We integrated the consensus QSAR model into the KRASAVA framework, freely available at https://github.com/ovttiras/QSAR_KRAS_inhibitors_v2/blob/main/KRASAVA%20v2.ipynb (accessed on 10 December 2025), a reproducible Jupyter Notebook, executable via Google Colab. In KRASAVA, one can enter the information on the chemical structures of compounds under investigation via the SMILES linear notations [34], or files in CSV or SDF format. One of the processing steps in KRASAVA is the automatic validation and standardization of the input chemical structures. If a user enters an invalid structure, the application returns the index number of the compound in the uploaded CSV or SDF file, along with the SMILES notation of the corresponding structure.
For chemical structures that successfully pass validation and standardization, the application checks for the availability of experimental IC_50_ values for KRAS G12D in the ChEMBL database. If experimental data are available, the framework displays the mean value, standard deviation of the experimental IC_50_ values, and the corresponding ChEMBL compound ID [35]. In this case, activity prediction is not performed.
When analyzing individual compounds, the KRASAVA framework implements the assessment of compliance with Muegge’s rules. Previously, we proposed a set of structural fragments—toxicophores—that consistently increase the level of acute oral toxicity in rats [36]. We integrated the identification of these fragments, along with Brenk filters and PAINS, into the KRASAVA framework (Figure 3), allowing preliminary evaluation of oral bioavailability and potential toxicity.
In addition, the framework includes identification of molecular fragments associated with the most significant molecular descriptors (Figure 2) that were determined through structural interpretation for the purposes of molecular design.
Based on the identified structure-activity relationships and using the capabilities of the KRASAVA framework, we performed a rational molecular design using the compound 4-(3,8-diazabicyclo[3.2.1]octan-3-yl)-8-fluoro-2-[[(2R,8S)-2-fluoro-1,2,3,5,6,7-hexahydropyrrolizin-8-yl]methoxy]-7-[5-methoxy-2-(trifluoromethoxy)phenyl]pyrido [4,3-d]pyrimidine (PubChem CID 156124915, SCHEMBL23053462, BDBM573509, Example 361), having the pIC_50_ value of 5.57, according to the patent US-11453683-B1 [37].
If the structure of compound BDBM573509 is modified by replacing the methoxy group with a hydroxy group (pattern No. 4) and the trifluoromethoxy group (a methoxy derivative) with an alkyne group (pattern No. 2), the inhibitory activity increases—the calculated pIC_50_ value for the new compound (compound 1) is 7.98 (Figure 4). In the modified compound 1, unlike the original molecule BDBM573509, pattern No. 6 is also satisfied, according to which a hydroxy group in the para-position relative to other substituents enhances the inhibitory activity against KRAS G12D.

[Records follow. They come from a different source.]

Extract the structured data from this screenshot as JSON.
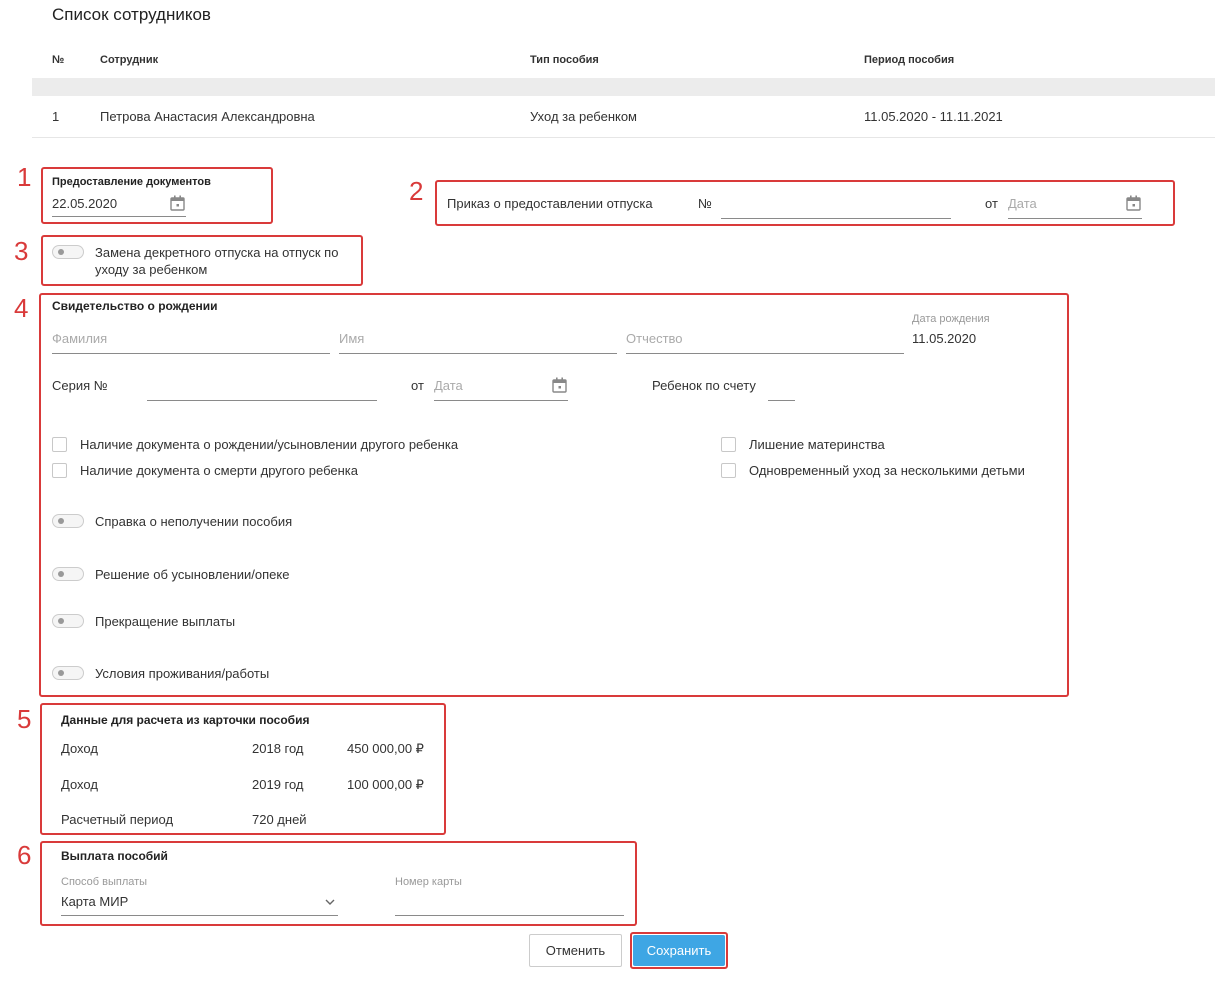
{
  "page_title": "Список сотрудников",
  "table": {
    "headers": [
      "№",
      "Сотрудник",
      "Тип пособия",
      "Период пособия"
    ],
    "rows": [
      {
        "num": "1",
        "employee": "Петрова Анастасия Александровна",
        "benefit_type": "Уход за ребенком",
        "period": "11.05.2020 - 11.11.2021"
      }
    ]
  },
  "markers": [
    "1",
    "2",
    "3",
    "4",
    "5",
    "6"
  ],
  "documents": {
    "label": "Предоставление документов",
    "date": "22.05.2020"
  },
  "order": {
    "label": "Приказ о предоставлении отпуска",
    "number_label": "№",
    "from_label": "от",
    "date_placeholder": "Дата"
  },
  "replacement_toggle": {
    "label_line1": "Замена декретного отпуска на отпуск по",
    "label_line2": "уходу за ребенком"
  },
  "birth_certificate": {
    "title": "Свидетельство о рождении",
    "last_name_placeholder": "Фамилия",
    "first_name_placeholder": "Имя",
    "patronymic_placeholder": "Отчество",
    "birth_date_label": "Дата рождения",
    "birth_date_value": "11.05.2020",
    "series_label": "Серия №",
    "from_label": "от",
    "date_placeholder": "Дата",
    "child_count_label": "Ребенок по счету",
    "checkboxes": {
      "other_child_birth_doc": "Наличие документа о рождении/усыновлении другого ребенка",
      "other_child_death_doc": "Наличие документа о смерти другого ребенка",
      "deprivation_maternity": "Лишение материнства",
      "simultaneous_care": "Одновременный уход за несколькими детьми"
    },
    "toggles": {
      "no_benefit_certificate": "Справка о неполучении пособия",
      "adoption_decision": "Решение об усыновлении/опеке",
      "payment_termination": "Прекращение выплаты",
      "living_conditions": "Условия проживания/работы"
    }
  },
  "calculation": {
    "title": "Данные для расчета из карточки пособия",
    "rows": [
      {
        "label": "Доход",
        "year": "2018 год",
        "amount": "450 000,00 ₽"
      },
      {
        "label": "Доход",
        "year": "2019 год",
        "amount": "100 000,00 ₽"
      },
      {
        "label": "Расчетный период",
        "year": "720 дней",
        "amount": ""
      }
    ]
  },
  "payment": {
    "title": "Выплата пособий",
    "method_label": "Способ выплаты",
    "method_value": "Карта МИР",
    "card_label": "Номер карты",
    "card_value": ""
  },
  "buttons": {
    "cancel": "Отменить",
    "save": "Сохранить"
  },
  "colors": {
    "highlight_red": "#d93a3a",
    "primary_blue": "#3ea6e4"
  }
}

Further modification, specifically the elimination of the fluorine atom initially located as a substituent in the pyrrolizidine ring, also increases the inhibitory activity—for compound 2, the predicted pIC_50_ value is 8.05 (Figure 4). According to the ChEMBL database, the experimental pIC_50_ value for the known KRAS G12D inhibitor MRTX1133 (PubChem CID 162369732, CHEMBL5081048, PDB ID 6IC) is 8.25 ± 0.47.
In addition, to optimize bioavailability, we performed modifications of the training set compounds and obtained the proposed compound 3 (Figure 4) with a predicted pIC_50_ value of 7.49. Using the KRASAVA framework, we predicted the inhibitory activities of compounds 1–3 by considering their inclusion within the applicability domain of the consensus QSAR model.

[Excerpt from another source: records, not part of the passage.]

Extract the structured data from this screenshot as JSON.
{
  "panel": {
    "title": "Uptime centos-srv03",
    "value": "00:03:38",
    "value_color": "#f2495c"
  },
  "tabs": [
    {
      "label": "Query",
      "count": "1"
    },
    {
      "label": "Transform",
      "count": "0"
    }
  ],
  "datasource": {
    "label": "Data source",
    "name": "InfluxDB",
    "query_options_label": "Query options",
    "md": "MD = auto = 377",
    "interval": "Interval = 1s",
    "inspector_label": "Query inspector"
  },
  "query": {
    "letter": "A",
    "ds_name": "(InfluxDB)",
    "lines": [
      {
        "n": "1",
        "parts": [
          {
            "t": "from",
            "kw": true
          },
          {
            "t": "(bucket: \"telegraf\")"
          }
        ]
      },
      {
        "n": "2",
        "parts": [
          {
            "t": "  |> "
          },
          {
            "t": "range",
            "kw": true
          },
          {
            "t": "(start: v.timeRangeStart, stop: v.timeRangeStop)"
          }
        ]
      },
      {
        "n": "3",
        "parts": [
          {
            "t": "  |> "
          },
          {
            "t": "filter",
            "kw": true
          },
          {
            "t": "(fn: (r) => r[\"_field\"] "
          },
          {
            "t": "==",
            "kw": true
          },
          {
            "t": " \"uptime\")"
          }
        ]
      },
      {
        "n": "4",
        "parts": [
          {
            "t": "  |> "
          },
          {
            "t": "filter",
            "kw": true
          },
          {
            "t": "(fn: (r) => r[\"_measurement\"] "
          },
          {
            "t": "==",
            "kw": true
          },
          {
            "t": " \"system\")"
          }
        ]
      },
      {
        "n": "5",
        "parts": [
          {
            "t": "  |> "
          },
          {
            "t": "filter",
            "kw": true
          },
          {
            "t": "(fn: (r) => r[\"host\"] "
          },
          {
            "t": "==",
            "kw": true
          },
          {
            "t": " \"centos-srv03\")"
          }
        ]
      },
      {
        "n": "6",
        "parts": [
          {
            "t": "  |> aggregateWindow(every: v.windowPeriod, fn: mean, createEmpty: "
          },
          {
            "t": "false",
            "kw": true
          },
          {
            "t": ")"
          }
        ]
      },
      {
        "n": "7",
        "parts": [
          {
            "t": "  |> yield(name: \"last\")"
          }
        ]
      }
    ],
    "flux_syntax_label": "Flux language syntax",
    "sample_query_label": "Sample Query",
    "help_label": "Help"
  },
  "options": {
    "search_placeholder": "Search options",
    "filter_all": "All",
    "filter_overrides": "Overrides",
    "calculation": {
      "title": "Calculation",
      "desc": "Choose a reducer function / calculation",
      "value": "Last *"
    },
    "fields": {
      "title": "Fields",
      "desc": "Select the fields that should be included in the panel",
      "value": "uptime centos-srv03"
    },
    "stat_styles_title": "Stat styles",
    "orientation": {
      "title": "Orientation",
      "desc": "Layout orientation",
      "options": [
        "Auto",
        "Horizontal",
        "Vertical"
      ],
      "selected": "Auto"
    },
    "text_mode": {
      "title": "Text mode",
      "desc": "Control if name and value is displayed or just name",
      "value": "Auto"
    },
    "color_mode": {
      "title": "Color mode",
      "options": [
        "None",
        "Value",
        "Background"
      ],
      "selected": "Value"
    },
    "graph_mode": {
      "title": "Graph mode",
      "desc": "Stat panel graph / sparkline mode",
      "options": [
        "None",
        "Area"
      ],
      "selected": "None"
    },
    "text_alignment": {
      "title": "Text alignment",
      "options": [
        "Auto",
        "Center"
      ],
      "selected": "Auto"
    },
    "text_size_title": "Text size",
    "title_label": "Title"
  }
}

For comparative analysis of predictive performance, we also calculated the inhibitory activities of compounds 1–3 using the best QSAR model developed on the OCHEM platform (https://ochem.eu/model/20748154) (accessed on 10 December 2025). For compound 1 and compound 2, this model predicts a pIC_50_ value of 8.80, while for compound 3, the predicted value is 8.1.
Compared to MRTX1133, the investigated compounds 2 and 3 (Figure 5 and Table 3) exhibit a better combination of physicochemical properties, suggesting a potentially acceptable level of bioavailability.
It should be noted that we did not find the structures and experimental IC_50_ values for the investigated compounds 1–3 in the SureChEMBL (https://www.surechembl.org/) (accessed on 10 December 2025), PubChem (https://pubchem.ncbi.nlm.nih.gov/) (accessed on 10 December 2025), or BindingDB (https://www.bindingdb.org/rwd/bind/index.jsp) (accessed on 10 December 2025) databases. However, further studies are required to assess the patent landscape for compounds 1–3 through a detailed analysis of Markush structures in existing patents. Moreover, compounds 1 and 3 are considered solely as examples of rational molecular design based on the structural interpretation of QSAR models, aimed at the balanced search for active KRAS G12D inhibitors with acceptable bioavailability.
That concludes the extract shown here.